I picked this Hawthorne up the other day at the ML Swap meet because it has a locking snyder fork that I have never seen before. Is this a rare fork or was it an add on.


----------



## Larmo63 (Oct 22, 2011)

*Girl's bikes can be good for some things....*

That lock is a score! Funny how the bike is all rusty and the lock is still quite bright.


----------



## RMS37 (Oct 22, 2011)

The reason the lock shows no iron corrosion is that the body is cast from pot metal and is non-ferrous. They do corrode but that is generally limited to surface bubbling and chrome loss. The lock was made by the Wise Lock Company for Cleveland Welding and was available on CWC products from late 1936 through 1942. This bike is a Snyder built Hawthorne girl’s American.
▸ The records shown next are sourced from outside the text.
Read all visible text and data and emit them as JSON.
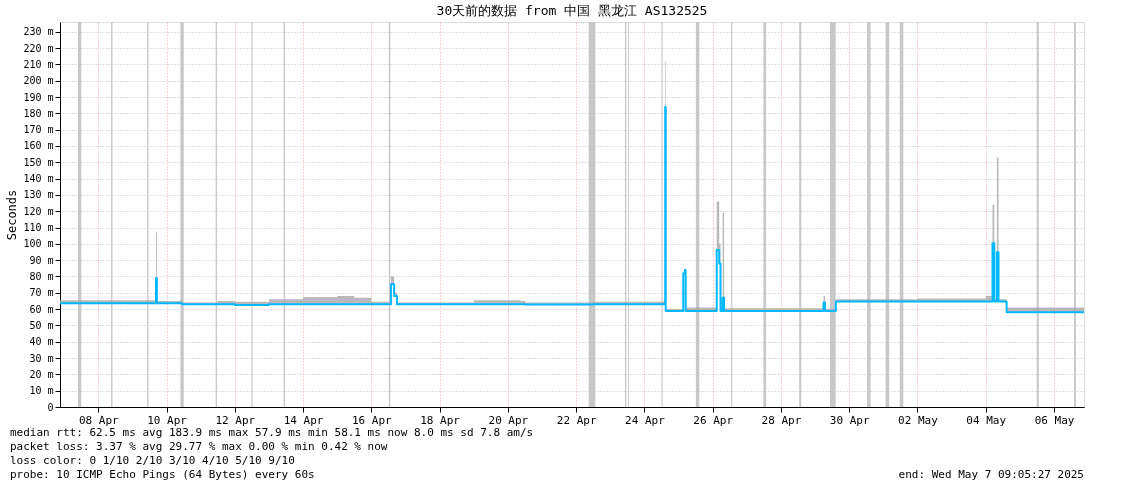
{
  "chart_data": {
    "type": "line",
    "title": "30天前的数据 from 中国 黑龙江 AS132525",
    "ylabel": "Seconds",
    "x": [
      "2025-04-07T09:05",
      "2025-04-08T12:00",
      "2025-04-10T04:00",
      "2025-04-10T04:35",
      "2025-04-10T05:10",
      "2025-04-10T22:00",
      "2025-04-10T23:00",
      "2025-04-12T00:00",
      "2025-04-12T12:00",
      "2025-04-13T12:00",
      "2025-04-14T12:00",
      "2025-04-15T12:00",
      "2025-04-16T00:00",
      "2025-04-16T12:00",
      "2025-04-17T01:00",
      "2025-04-17T01:47",
      "2025-04-17T04:00",
      "2025-04-17T06:00",
      "2025-04-19T12:00",
      "2025-04-20T21:00",
      "2025-04-21T00:00",
      "2025-04-23T00:00",
      "2025-04-25T02:00",
      "2025-04-25T02:36",
      "2025-04-25T03:00",
      "2025-04-25T15:00",
      "2025-04-25T15:20",
      "2025-04-25T16:30",
      "2025-04-25T17:00",
      "2025-04-26T14:00",
      "2025-04-26T14:50",
      "2025-04-26T16:35",
      "2025-04-26T17:30",
      "2025-04-26T19:00",
      "2025-04-26T20:00",
      "2025-04-29T17:00",
      "2025-04-29T17:55",
      "2025-04-29T19:00",
      "2025-04-30T02:29",
      "2025-04-30T02:35",
      "2025-05-02T12:00",
      "2025-05-04T12:00",
      "2025-05-04T16:45",
      "2025-05-04T18:00",
      "2025-05-04T19:50",
      "2025-05-04T21:00",
      "2025-05-05T02:20",
      "2025-05-05T02:40",
      "2025-05-07T09:05"
    ],
    "series": [
      {
        "color": "#00b8ff",
        "values": [
          63.6,
          63.6,
          63.6,
          79,
          63.6,
          63.6,
          63.0,
          63.0,
          62.5,
          63.0,
          63.0,
          63.0,
          63.0,
          63.0,
          63.0,
          75.3,
          68,
          63.0,
          63.0,
          63.0,
          62.8,
          63.0,
          63.5,
          183.9,
          58.9,
          58.9,
          82,
          84,
          58.9,
          58.9,
          96.3,
          88,
          58.9,
          67,
          58.9,
          58.9,
          64,
          58.9,
          58.9,
          64.6,
          64.6,
          64.6,
          100.4,
          64.6,
          94.9,
          64.6,
          64.6,
          58.1,
          58.1
        ],
        "lower": [
          63.6,
          63.6,
          63.6,
          79,
          63.6,
          63.6,
          63.0,
          63.0,
          62.5,
          63.0,
          63.0,
          63.0,
          63.0,
          63.0,
          63.0,
          75.3,
          68,
          63.0,
          63.0,
          63.0,
          62.8,
          63.0,
          63.5,
          183.9,
          58.9,
          58.9,
          82,
          84,
          58.9,
          58.9,
          96.3,
          88,
          58.9,
          67,
          58.9,
          58.9,
          64,
          58.9,
          58.9,
          64.6,
          64.6,
          64.6,
          100.4,
          64.6,
          94.9,
          64.6,
          64.6,
          58.1,
          58.1
        ],
        "upper": [
          65.5,
          65.5,
          65,
          107,
          65,
          66,
          64,
          65,
          64.5,
          66,
          67.5,
          68,
          67,
          64.5,
          64,
          80,
          70,
          64,
          65.5,
          65,
          64,
          64.5,
          66,
          212,
          60,
          61,
          82,
          84,
          61,
          61,
          126,
          100,
          61,
          119,
          60.5,
          61,
          68,
          60,
          60,
          66,
          66.5,
          68,
          124,
          66,
          153,
          66,
          66,
          61,
          59.5
        ]
      }
    ],
    "xlim": [
      "2025-04-07T09:05",
      "2025-05-07T09:05"
    ],
    "xticks": [
      {
        "value": "2025-04-08T12:00",
        "label": "08 Apr"
      },
      {
        "value": "2025-04-10T12:00",
        "label": "10 Apr"
      },
      {
        "value": "2025-04-12T12:00",
        "label": "12 Apr"
      },
      {
        "value": "2025-04-14T12:00",
        "label": "14 Apr"
      },
      {
        "value": "2025-04-16T12:00",
        "label": "16 Apr"
      },
      {
        "value": "2025-04-18T12:00",
        "label": "18 Apr"
      },
      {
        "value": "2025-04-20T12:00",
        "label": "20 Apr"
      },
      {
        "value": "2025-04-22T12:00",
        "label": "22 Apr"
      },
      {
        "value": "2025-04-24T12:00",
        "label": "24 Apr"
      },
      {
        "value": "2025-04-26T12:00",
        "label": "26 Apr"
      },
      {
        "value": "2025-04-28T12:00",
        "label": "28 Apr"
      },
      {
        "value": "2025-04-30T12:00",
        "label": "30 Apr"
      },
      {
        "value": "2025-05-02T12:00",
        "label": "02 May"
      },
      {
        "value": "2025-05-04T12:00",
        "label": "04 May"
      },
      {
        "value": "2025-05-06T12:00",
        "label": "06 May"
      }
    ],
    "ylim": [
      0,
      236
    ],
    "yticks": [
      0,
      {
        "value": 10,
        "label": "10 m"
      },
      {
        "value": 20,
        "label": "20 m"
      },
      {
        "value": 30,
        "label": "30 m"
      },
      {
        "value": 40,
        "label": "40 m"
      },
      {
        "value": 50,
        "label": "50 m"
      },
      {
        "value": 60,
        "label": "60 m"
      },
      {
        "value": 70,
        "label": "70 m"
      },
      {
        "value": 80,
        "label": "80 m"
      },
      {
        "value": 90,
        "label": "90 m"
      },
      {
        "value": 100,
        "label": "100 m"
      },
      {
        "value": 110,
        "label": "110 m"
      },
      {
        "value": 120,
        "label": "120 m"
      },
      {
        "value": 130,
        "label": "130 m"
      },
      {
        "value": 140,
        "label": "140 m"
      },
      {
        "value": 150,
        "label": "150 m"
      },
      {
        "value": 160,
        "label": "160 m"
      },
      {
        "value": 170,
        "label": "170 m"
      },
      {
        "value": 180,
        "label": "180 m"
      },
      {
        "value": 190,
        "label": "190 m"
      },
      {
        "value": 200,
        "label": "200 m"
      },
      {
        "value": 210,
        "label": "210 m"
      },
      {
        "value": 220,
        "label": "220 m"
      },
      {
        "value": 230,
        "label": "230 m"
      }
    ],
    "bands": [
      {
        "axis": "x",
        "from": "2025-04-07T21:45",
        "to": "2025-04-08T00:05",
        "color": "#c8c8c8"
      },
      {
        "axis": "x",
        "from": "2025-04-08T21:00",
        "to": "2025-04-08T22:00",
        "color": "#c8c8c8"
      },
      {
        "axis": "x",
        "from": "2025-04-09T22:20",
        "to": "2025-04-09T23:20",
        "color": "#c8c8c8"
      },
      {
        "axis": "x",
        "from": "2025-04-10T21:45",
        "to": "2025-04-11T00:05",
        "color": "#c8c8c8"
      },
      {
        "axis": "x",
        "from": "2025-04-11T22:30",
        "to": "2025-04-11T23:30",
        "color": "#c8c8c8"
      },
      {
        "axis": "x",
        "from": "2025-04-12T23:40",
        "to": "2025-04-13T00:30",
        "color": "#c8c8c8"
      },
      {
        "axis": "x",
        "from": "2025-04-13T22:20",
        "to": "2025-04-13T23:20",
        "color": "#c8c8c8"
      },
      {
        "axis": "x",
        "from": "2025-04-17T00:20",
        "to": "2025-04-17T01:20",
        "color": "#c8c8c8"
      },
      {
        "axis": "x",
        "from": "2025-04-22T20:50",
        "to": "2025-04-23T01:30",
        "color": "#c8c8c8"
      },
      {
        "axis": "x",
        "from": "2025-04-23T22:20",
        "to": "2025-04-23T23:20",
        "color": "#c8c8c8"
      },
      {
        "axis": "x",
        "from": "2025-04-24T00:30",
        "to": "2025-04-24T01:10",
        "color": "#c8c8c8"
      },
      {
        "axis": "x",
        "from": "2025-04-25T00:00",
        "to": "2025-04-25T00:50",
        "color": "#c8c8c8"
      },
      {
        "axis": "x",
        "from": "2025-04-26T00:10",
        "to": "2025-04-26T02:35",
        "color": "#c8c8c8"
      },
      {
        "axis": "x",
        "from": "2025-04-27T01:00",
        "to": "2025-04-27T01:50",
        "color": "#c8c8c8"
      },
      {
        "axis": "x",
        "from": "2025-04-27T23:40",
        "to": "2025-04-28T01:35",
        "color": "#c8c8c8"
      },
      {
        "axis": "x",
        "from": "2025-04-29T00:50",
        "to": "2025-04-29T02:20",
        "color": "#c8c8c8"
      },
      {
        "axis": "x",
        "from": "2025-04-29T22:30",
        "to": "2025-04-30T02:30",
        "color": "#c8c8c8"
      },
      {
        "axis": "x",
        "from": "2025-05-01T00:35",
        "to": "2025-05-01T03:00",
        "color": "#c8c8c8"
      },
      {
        "axis": "x",
        "from": "2025-05-01T13:35",
        "to": "2025-05-01T16:05",
        "color": "#c8c8c8"
      },
      {
        "axis": "x",
        "from": "2025-05-01T23:30",
        "to": "2025-05-02T02:05",
        "color": "#c8c8c8"
      },
      {
        "axis": "x",
        "from": "2025-05-05T23:50",
        "to": "2025-05-06T01:15",
        "color": "#c8c8c8"
      },
      {
        "axis": "x",
        "from": "2025-05-07T02:05",
        "to": "2025-05-07T03:25",
        "color": "#c8c8c8"
      }
    ],
    "grid": true,
    "annotations": [
      "median rtt:  62.5 ms avg  183.9 ms max  57.9 ms min  58.1 ms now  8.0 ms sd  7.8   am/s",
      "packet loss: 3.37 % avg  29.77 % max  0.00 % min  0.42 % now",
      "loss color:   0   1/10   2/10   3/10   4/10   5/10   9/10",
      "probe:       10 ICMP Echo Pings (64 Bytes) every 60s",
      "end: Wed May  7 09:05:27 2025"
    ]
  }
}
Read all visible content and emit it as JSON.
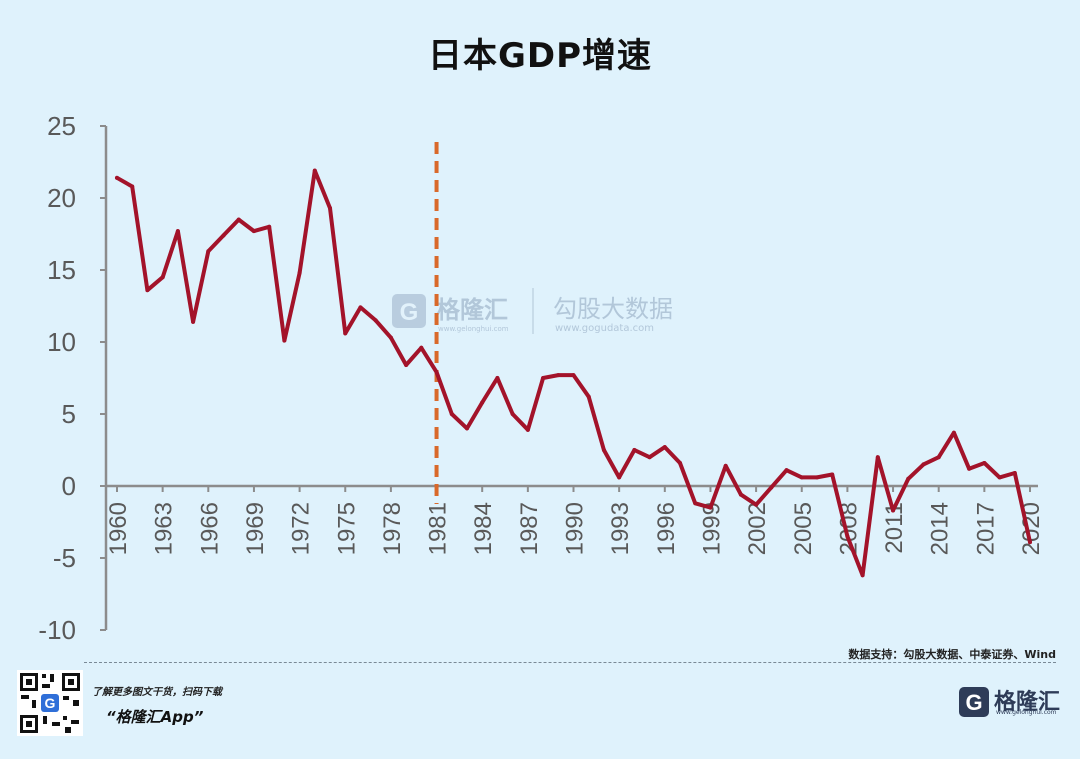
{
  "chart_data": {
    "type": "line",
    "title": "日本GDP增速",
    "x": [
      1960,
      1961,
      1962,
      1963,
      1964,
      1965,
      1966,
      1967,
      1968,
      1969,
      1970,
      1971,
      1972,
      1973,
      1974,
      1975,
      1976,
      1977,
      1978,
      1979,
      1980,
      1981,
      1982,
      1983,
      1984,
      1985,
      1986,
      1987,
      1988,
      1989,
      1990,
      1991,
      1992,
      1993,
      1994,
      1995,
      1996,
      1997,
      1998,
      1999,
      2000,
      2001,
      2002,
      2003,
      2004,
      2005,
      2006,
      2007,
      2008,
      2009,
      2010,
      2011,
      2012,
      2013,
      2014,
      2015,
      2016,
      2017,
      2018,
      2019,
      2020
    ],
    "series": [
      {
        "name": "日本GDP增速",
        "color": "#a3132a",
        "values": [
          21.4,
          20.8,
          13.6,
          14.5,
          17.7,
          11.4,
          16.3,
          17.4,
          18.5,
          17.7,
          18.0,
          10.1,
          14.8,
          21.9,
          19.3,
          10.6,
          12.4,
          11.5,
          10.3,
          8.4,
          9.6,
          7.9,
          5.0,
          4.0,
          5.8,
          7.5,
          5.0,
          3.9,
          7.5,
          7.7,
          7.7,
          6.2,
          2.5,
          0.6,
          2.5,
          2.0,
          2.7,
          1.6,
          -1.2,
          -1.5,
          1.4,
          -0.6,
          -1.3,
          -0.1,
          1.1,
          0.6,
          0.6,
          0.8,
          -3.5,
          -6.2,
          2.0,
          -1.7,
          0.5,
          1.5,
          2.0,
          3.7,
          1.2,
          1.6,
          0.6,
          0.9,
          -3.9
        ]
      }
    ],
    "xticks": [
      "1960",
      "1963",
      "1966",
      "1969",
      "1972",
      "1975",
      "1978",
      "1981",
      "1984",
      "1987",
      "1990",
      "1993",
      "1996",
      "1999",
      "2002",
      "2005",
      "2008",
      "2011",
      "2014",
      "2017",
      "2020"
    ],
    "yticks": [
      "25",
      "20",
      "15",
      "10",
      "5",
      "0",
      "-5",
      "-10"
    ],
    "ylim": [
      -10,
      25
    ],
    "xlim": [
      1960,
      2020
    ],
    "xlabel": "",
    "ylabel": "",
    "reference_line": {
      "x": 1981,
      "style": "dashed",
      "color": "#d9692a"
    },
    "watermark": {
      "brand": "格隆汇",
      "brand_url": "www.gelonghui.com",
      "partner": "勾股大数据",
      "partner_url": "www.gogudata.com"
    }
  },
  "footer": {
    "source": "数据支持：勾股大数据、中泰证券、Wind",
    "promo_line": "了解更多图文干货，扫码下载",
    "promo_app": "“格隆汇App”",
    "brand_name": "格隆汇",
    "brand_url": "www.gelonghui.com"
  },
  "colors": {
    "background": "#dff2fc",
    "line": "#a3132a",
    "refline": "#d9692a",
    "axis": "#8c8c8c",
    "tick_text": "#595959"
  }
}
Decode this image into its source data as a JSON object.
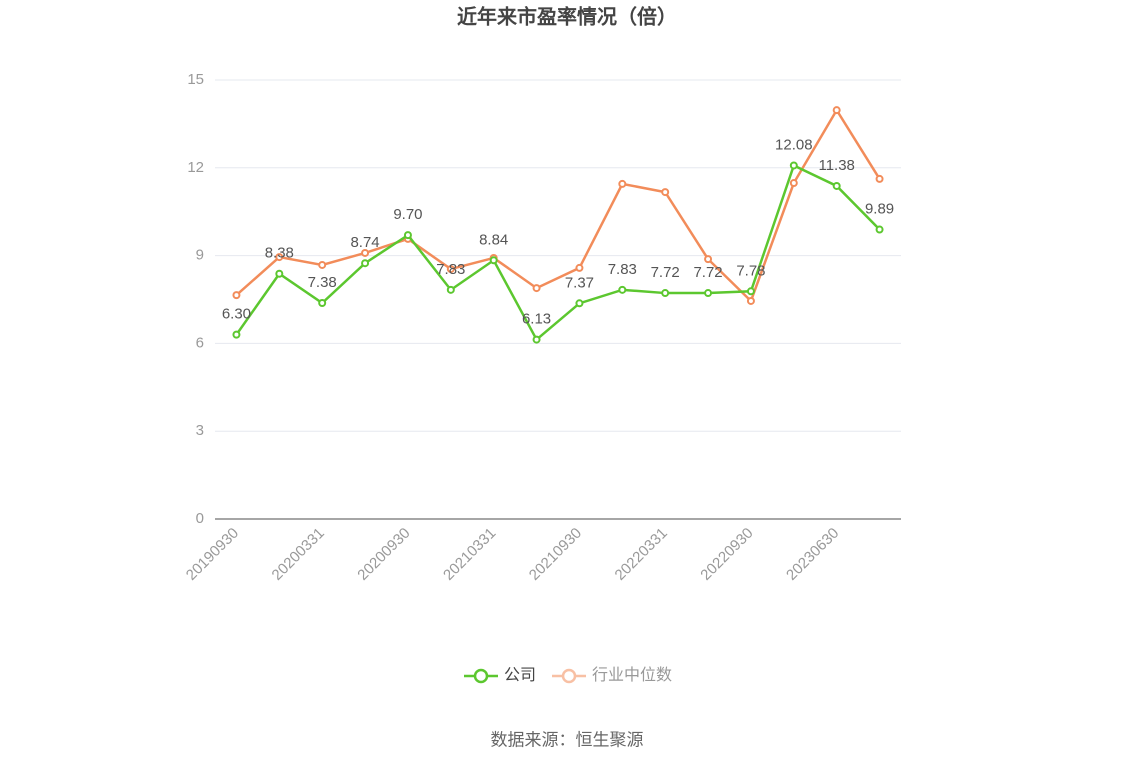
{
  "chart_data": {
    "type": "line",
    "title": "近年来市盈率情况（倍）",
    "categories": [
      "20190930",
      null,
      "20200331",
      null,
      "20200930",
      null,
      "20210331",
      null,
      "20210930",
      null,
      "20220331",
      null,
      "20220930",
      null,
      "20230630",
      null
    ],
    "series": [
      {
        "name": "公司",
        "color": "#5cc72f",
        "values": [
          6.3,
          8.38,
          7.38,
          8.74,
          9.7,
          7.83,
          8.84,
          6.13,
          7.37,
          7.83,
          7.72,
          7.72,
          7.78,
          12.08,
          11.38,
          9.89
        ],
        "value_labels": [
          "6.30",
          "8.38",
          "7.38",
          "8.74",
          "9.70",
          "7.83",
          "8.84",
          "6.13",
          "7.37",
          "7.83",
          "7.72",
          "7.72",
          "7.78",
          "12.08",
          "11.38",
          "9.89"
        ]
      },
      {
        "name": "行业中位数",
        "color": "#f28c5a",
        "values": [
          7.65,
          8.95,
          8.68,
          9.09,
          9.57,
          8.54,
          8.92,
          7.89,
          8.58,
          11.45,
          11.17,
          8.88,
          7.45,
          11.48,
          13.97,
          11.62
        ]
      }
    ],
    "ylim": [
      0,
      15
    ],
    "yticks": [
      0,
      3,
      6,
      9,
      12,
      15
    ],
    "grid": true,
    "legend": "bottom",
    "source": "数据来源：恒生聚源"
  }
}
Americans were produced by both CWC and Snyder for MW and have both manufacturer specific and shared parts of which the lock is one. The girl’s American is an uncommon bike and the rarest part in the mix is the chain guard which is very hard to find by itself.


----------



## STRADALITE (Oct 22, 2011)

*Hawthorne Tank*

Nice score
I may be able to get you a solid tank if you want.
Let me know.


----------



## npence (Oct 23, 2011)

For me the bike is to far gone to fix it up being a girls bike. so I will probably be parting it out to save some boys bikes.


----------



## frankster41 (Oct 23, 2011)

*Lock*

I would be interested in the lock if you sell it and possibly the chainguard. let me know a price. Thank You frankster41


----------